100% de matières plastiques recyclées d’ici 2025, un objectif atteignable ?

Le retard de la France en matière de recyclage de plastiques

Le mois dernier, le nouveau premier ministre Edouard Philippe annonçait son ambition d’atteindre un taux de 100% de matières plastiques recyclées d’ici 2025 sur le sol français. Un objectif qui paraît assez utopique aux yeux de certains. Cet objectif environnemental est-il réalisable ? Surtout en France, où le retard en matière de tri et de recyclage des déchets est très probant ?

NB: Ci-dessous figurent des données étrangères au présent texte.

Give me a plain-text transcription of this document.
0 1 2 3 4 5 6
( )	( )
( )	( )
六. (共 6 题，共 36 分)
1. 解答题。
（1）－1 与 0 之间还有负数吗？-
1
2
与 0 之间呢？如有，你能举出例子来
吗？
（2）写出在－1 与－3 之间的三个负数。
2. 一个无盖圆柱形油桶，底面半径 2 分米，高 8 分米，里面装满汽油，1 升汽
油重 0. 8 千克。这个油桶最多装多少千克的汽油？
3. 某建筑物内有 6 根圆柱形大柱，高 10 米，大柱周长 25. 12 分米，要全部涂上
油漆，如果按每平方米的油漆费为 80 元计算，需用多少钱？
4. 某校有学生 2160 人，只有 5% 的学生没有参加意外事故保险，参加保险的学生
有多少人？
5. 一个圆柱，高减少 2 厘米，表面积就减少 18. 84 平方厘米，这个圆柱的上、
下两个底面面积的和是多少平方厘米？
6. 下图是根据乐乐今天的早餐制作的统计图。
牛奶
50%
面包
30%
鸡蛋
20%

Objectif 100% de matières recyclées

Début juillet, Edouard Philippe, notre nouveau premier ministre, secondé quelques jours plus tard par Nicolas Hulot, ministre de la transition écologique, annonçait son ambition d’augmenter le taux de matières plastiques recyclées sur le sol français à 100%. Etant donné que la France ne réutilise actuellement que deux tiers de ses matières plastiques, cet objectif arrive avec une ombre d’incertitude : est-ce vraiment réalisable, pour nous, les Français, si mauvais élèves en matière de tri et de recyclage des déchets ?

Ne pas confondre « recyclé » et « réutilisé »

Ce qui a choqué dans le discours de Mr Philippe, c’est son utilisation du mot « recyclé ». S’il avait utilisé le mot « réutilisé » ou « valorisé », comme on le fait souvent en matière d’écologie, alors son affirmation aurait sans doute moins choqué. Il faut en effet bien comprendre que le recyclage n’est pas la seule solution écologique. A l’heure actuelle, nous parlons de deux tiers des matières plastiques française « réutilisées », non « recyclées ». De la même manière, si l’on nous compare à nos voisins hélvètes, très bon élèves en la matière, on arrive à un taux exceptionnel de 90% de plastiques… « valorisés », et non « recyclés », encore une fois.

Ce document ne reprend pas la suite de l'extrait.